A few years ago the world was a simpler place. The “Plain Old Telephone System” (aka POTS) was definitely a narrowband medium. Where “narrowband” implied digital sampling at 8 KHz and a useful audio channel of 300 Hz – 3,400 Hz.
Some people using more advanced systems enjoyed “wideband” audio. Wideband in that case was defined as a 16 KHz sampling yielding a useful audio channel of 50 Hz – 7 KHz. The TIA-920 standard, which I have referenced previously, spells this out. A variety of audio codecs can deliver this capability including; AMR-WB, EVRC-WB, G.722, G.722.1, CELT & Opus.
From this point onward the terminology gets less comfortable. Skype introduced their SILK codec which can operate at 24 KHz sample rate, providing a useful audio channel of 12 KHz. Polycom has Siren 14 that’s a little brighter yet. Some people, myself included, have used the term “Super-Wideband” to describe such audio paths.
In a 2009 white paper Polycom refers to the G.719 codec created in cooperation with Ericsson as, “G.719: The First ITU-T Standard for Full-Band Audio.” That codec samples at 48 KHz, which is also the sample rate used by essentially all professional audio and video equipment.
Their use of the term “Full-Band” or more formally, “Full Bandwidth” makes perfect sense to me. G.719 allows for the creation of an audio path that completely addresses the practical realities of human hearing.

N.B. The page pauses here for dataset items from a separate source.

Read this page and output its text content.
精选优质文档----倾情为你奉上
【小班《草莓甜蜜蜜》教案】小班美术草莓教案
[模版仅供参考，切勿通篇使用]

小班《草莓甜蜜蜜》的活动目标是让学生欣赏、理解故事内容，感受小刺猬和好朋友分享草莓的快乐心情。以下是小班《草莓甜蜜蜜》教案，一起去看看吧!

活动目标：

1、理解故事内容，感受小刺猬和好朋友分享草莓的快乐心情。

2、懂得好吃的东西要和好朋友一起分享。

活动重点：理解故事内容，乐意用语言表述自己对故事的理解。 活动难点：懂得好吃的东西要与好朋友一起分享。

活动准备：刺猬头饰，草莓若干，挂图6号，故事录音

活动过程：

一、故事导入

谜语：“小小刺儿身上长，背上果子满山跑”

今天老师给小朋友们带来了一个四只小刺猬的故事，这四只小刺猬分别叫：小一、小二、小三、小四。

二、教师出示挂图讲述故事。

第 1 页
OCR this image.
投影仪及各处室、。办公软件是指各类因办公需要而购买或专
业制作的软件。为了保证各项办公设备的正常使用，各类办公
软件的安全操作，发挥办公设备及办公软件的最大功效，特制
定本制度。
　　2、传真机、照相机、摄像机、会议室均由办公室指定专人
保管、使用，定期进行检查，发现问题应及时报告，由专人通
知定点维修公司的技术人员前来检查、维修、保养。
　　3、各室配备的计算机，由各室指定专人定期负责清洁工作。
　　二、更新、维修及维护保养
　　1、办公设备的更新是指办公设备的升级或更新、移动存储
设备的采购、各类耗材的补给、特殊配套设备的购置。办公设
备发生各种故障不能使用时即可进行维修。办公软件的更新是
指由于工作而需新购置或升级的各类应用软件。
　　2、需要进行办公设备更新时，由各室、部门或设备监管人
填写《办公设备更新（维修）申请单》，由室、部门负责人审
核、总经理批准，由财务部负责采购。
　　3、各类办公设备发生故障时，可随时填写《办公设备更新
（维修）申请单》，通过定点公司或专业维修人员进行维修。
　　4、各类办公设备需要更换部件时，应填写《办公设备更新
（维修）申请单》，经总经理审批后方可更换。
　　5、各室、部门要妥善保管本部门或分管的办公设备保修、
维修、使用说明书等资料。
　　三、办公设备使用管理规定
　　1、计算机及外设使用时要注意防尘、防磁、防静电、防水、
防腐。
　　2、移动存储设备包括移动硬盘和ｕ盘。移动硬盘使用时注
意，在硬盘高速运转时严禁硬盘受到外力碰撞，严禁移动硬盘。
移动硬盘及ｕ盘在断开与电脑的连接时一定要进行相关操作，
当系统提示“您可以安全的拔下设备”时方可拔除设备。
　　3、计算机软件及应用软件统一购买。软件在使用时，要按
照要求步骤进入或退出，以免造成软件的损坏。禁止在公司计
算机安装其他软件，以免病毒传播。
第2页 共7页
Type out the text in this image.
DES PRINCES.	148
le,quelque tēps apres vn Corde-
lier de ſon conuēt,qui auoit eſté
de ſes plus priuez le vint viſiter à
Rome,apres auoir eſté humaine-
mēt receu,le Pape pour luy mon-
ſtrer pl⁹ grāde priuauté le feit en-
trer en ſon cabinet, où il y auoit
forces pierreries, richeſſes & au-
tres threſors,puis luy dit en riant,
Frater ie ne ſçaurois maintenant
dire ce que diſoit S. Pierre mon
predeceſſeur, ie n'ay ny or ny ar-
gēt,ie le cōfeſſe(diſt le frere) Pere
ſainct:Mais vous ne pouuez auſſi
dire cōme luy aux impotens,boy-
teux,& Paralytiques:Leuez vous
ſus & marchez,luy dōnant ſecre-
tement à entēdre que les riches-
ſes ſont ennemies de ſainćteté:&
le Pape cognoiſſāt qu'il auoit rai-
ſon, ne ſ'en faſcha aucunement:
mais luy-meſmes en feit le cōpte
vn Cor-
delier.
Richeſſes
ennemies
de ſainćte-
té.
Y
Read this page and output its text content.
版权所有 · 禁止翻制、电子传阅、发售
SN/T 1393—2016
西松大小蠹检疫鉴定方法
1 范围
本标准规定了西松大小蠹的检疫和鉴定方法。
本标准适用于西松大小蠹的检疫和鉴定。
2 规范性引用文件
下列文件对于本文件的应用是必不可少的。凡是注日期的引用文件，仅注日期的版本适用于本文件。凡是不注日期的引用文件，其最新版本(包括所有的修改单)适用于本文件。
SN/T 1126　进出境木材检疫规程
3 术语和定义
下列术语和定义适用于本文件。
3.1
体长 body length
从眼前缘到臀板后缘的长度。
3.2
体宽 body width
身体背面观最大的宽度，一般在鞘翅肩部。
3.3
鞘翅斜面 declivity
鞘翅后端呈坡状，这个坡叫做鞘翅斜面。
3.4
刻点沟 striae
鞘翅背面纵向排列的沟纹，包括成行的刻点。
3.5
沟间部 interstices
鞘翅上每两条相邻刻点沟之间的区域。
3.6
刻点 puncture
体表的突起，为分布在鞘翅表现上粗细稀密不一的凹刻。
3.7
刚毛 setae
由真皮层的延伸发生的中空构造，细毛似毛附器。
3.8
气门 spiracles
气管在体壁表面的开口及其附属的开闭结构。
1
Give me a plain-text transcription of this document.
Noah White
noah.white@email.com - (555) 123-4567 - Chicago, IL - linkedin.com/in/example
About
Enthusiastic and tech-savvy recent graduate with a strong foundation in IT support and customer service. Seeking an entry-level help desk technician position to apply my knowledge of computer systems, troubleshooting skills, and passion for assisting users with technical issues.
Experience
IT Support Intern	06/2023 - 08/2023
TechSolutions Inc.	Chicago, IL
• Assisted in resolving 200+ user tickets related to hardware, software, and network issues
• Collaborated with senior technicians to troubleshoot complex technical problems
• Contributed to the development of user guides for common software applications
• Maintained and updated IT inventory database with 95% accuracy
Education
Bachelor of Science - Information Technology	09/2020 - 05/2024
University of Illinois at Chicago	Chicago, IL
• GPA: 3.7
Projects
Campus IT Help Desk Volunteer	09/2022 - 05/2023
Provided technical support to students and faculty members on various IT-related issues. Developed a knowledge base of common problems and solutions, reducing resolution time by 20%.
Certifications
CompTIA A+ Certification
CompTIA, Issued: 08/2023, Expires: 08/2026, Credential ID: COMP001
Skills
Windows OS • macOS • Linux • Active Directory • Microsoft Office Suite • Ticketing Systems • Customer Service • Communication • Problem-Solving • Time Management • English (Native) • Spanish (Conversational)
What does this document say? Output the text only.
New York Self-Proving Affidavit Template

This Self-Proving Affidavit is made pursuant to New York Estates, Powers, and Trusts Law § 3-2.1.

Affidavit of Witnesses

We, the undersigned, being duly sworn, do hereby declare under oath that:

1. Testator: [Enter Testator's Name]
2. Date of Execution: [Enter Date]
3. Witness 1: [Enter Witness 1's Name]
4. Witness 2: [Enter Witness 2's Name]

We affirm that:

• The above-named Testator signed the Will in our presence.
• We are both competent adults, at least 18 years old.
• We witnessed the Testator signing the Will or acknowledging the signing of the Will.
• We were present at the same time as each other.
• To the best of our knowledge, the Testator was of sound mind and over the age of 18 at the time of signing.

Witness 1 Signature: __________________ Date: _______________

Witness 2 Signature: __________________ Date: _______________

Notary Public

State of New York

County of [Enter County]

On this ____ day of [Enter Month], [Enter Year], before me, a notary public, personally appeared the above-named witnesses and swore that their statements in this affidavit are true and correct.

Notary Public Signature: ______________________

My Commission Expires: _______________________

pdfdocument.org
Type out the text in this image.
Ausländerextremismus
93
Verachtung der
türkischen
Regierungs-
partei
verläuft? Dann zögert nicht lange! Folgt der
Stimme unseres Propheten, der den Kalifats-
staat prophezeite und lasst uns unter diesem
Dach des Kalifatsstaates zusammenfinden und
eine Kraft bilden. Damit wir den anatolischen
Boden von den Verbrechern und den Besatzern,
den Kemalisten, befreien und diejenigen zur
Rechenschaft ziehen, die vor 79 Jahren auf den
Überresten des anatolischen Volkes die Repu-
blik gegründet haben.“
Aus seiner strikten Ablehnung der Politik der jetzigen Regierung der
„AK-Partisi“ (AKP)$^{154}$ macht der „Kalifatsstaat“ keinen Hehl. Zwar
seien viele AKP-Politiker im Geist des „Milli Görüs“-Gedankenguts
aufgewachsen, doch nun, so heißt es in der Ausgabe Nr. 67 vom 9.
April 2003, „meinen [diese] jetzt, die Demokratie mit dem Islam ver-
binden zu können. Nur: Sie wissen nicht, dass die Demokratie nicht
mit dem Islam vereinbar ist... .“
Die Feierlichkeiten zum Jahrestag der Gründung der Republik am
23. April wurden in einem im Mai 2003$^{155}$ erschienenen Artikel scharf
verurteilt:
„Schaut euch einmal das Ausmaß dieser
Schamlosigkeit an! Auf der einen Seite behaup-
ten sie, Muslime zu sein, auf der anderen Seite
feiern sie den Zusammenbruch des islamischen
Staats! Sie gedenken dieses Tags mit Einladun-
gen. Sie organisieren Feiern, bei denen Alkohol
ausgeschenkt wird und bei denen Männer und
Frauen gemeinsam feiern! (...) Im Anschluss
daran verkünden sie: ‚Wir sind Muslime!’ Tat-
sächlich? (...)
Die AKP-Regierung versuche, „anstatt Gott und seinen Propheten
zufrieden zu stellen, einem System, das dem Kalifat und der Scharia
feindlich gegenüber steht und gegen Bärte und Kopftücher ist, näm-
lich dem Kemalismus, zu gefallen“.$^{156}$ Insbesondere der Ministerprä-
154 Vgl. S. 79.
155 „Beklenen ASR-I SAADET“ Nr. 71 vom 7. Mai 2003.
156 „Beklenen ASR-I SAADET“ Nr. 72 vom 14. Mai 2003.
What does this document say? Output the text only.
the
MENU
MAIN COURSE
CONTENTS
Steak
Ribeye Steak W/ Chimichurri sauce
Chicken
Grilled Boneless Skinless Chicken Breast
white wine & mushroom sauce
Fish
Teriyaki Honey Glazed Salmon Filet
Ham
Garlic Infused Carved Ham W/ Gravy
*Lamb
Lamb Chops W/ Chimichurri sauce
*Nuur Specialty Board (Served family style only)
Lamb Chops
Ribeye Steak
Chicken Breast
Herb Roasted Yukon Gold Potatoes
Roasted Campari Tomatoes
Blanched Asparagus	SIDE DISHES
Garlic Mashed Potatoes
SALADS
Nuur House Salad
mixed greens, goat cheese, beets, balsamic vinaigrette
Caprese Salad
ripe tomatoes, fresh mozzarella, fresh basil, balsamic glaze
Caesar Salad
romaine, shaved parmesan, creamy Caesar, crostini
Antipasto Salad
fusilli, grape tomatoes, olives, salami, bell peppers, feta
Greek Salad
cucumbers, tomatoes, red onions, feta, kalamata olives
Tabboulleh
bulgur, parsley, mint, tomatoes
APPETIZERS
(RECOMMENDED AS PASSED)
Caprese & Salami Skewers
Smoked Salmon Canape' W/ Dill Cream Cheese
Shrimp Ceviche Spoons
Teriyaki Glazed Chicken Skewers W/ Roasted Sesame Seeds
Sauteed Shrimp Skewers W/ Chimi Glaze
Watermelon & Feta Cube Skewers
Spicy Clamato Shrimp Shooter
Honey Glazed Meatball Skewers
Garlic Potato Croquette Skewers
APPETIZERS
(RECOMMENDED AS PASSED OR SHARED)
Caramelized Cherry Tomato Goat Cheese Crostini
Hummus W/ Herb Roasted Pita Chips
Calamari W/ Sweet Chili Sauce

My growing sense of unease has to do with application context. Narrowband is plainly an artifact of an early 20th century technical reality. Wideband reflects the 1980s when cassette tapes were commonplace and CD digital audio just emerging. Super-wideband suggests something awesome!
Full-bandwidth, as embodied in G.719, CELT or Opus addresses applications well beyond voice. It addresses the need for “production quality audio” over various networks, whether for radio remote broadcast, interactive gaming, streaming music, etc. For such applications “Super Wideband” isn’t really very super at all. In fact, it’s basically lame.
I still think that there’s merit in the term HDVoice. It unambiguously spells out the application context as voice. I’m not certain that anyone will understand what’s meant by “Super Wideband” when it shows up in someone’s marketing. I think it will only confuse and confound an unsuspecting public.
By the way, while I’m taking the semantic deep-dive, Ultra-wideband has nothing to do with audio coding. Let’s not have anyone calling the silly trend in 24 bit 192 KHz sampled music “Ultra-wideband.” UWB is a term used to describe a technique employed in short-range, high-bandwidth radio transmission.
OK. I feel better. Thanks for that.
P.S. – Be on the lookout for an Opus implementation in Blink from AG Projects. Even in the red-headed-stepchild-version that runs on Windows.